Flood victims heard from class action lawyers Maurice Blackburn at a public meeting held at the Ipswich Showgrounds.
Flood victims heard from class action lawyers Maurice Blackburn at a public meeting held at the Ipswich Showgrounds. David Nielsen

Flood victims urged not to rush

FLOOD victims are being urged to hold off signing up for a class action against the state, with more legal firms expected to make offers in coming weeks.

The call for patience come after legal firm Maurice Blackburn held meetings in Ipswich and Fernvale at the weekend to garner interest for a class action law suit funded by IMF Australia.
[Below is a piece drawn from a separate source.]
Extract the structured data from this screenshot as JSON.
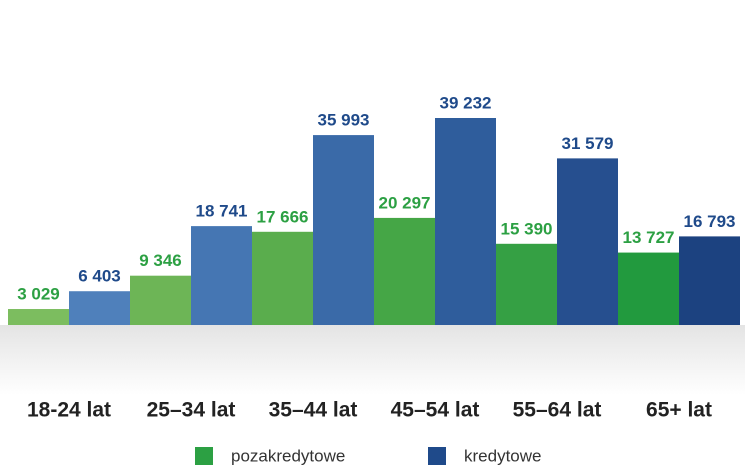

Fernvale flood victim Brad Zanow, a member of Flood Affected Businesses and Homes, said more law firms may put together group actions.

Mr Zanow's business, Zanow's Sand and Gravel, is situated in Fernvale, and water takes just two hours to pass the site when released from Wivenhoe Dam.

Last year's floods tore through his property.

He said playing the waiting game was key for all those left searching for remittance from the Queensland Government.

"Maurice Blackburn has suggested they want to get as many people to sign up as possible. All we want to do is let people know there are other options," he said.

"There are other class action lawyers that are waiting until the inquiry has handed down their findings.

"There are no deadlines to be met at the moment and there is a fair amount of time before anyone has to sign. We have plenty of time to evaluate each law firm."

Maurice Blackburn and IMF Australia told flood victims at Saturday's meeting that fees from a successful law suit could reach 30% of the total payout.

Mr Zanow said any flood victims who have signed the Maurice Blackburn agreement could back out of the deal before the 21-day cooling off period ended.

"My opinion is anyone who has signed up should exercise the cooling off period and sit back and wait," Mr Zanow said.

"Everybody has time."

Flood Affected Businesses and Homes spokesman David Stark backed Mr Zanow's advice.

Mr Stark said with a possible change of government on the horizon, it was too early to be locked into the first available option.

"I'm sure many people would have signed up thinking 65 cents in the dollar is better than nothing and I don't want to miss out," he said.

The Queensland Flood Inquiry is set to hand down its findings tomorrow.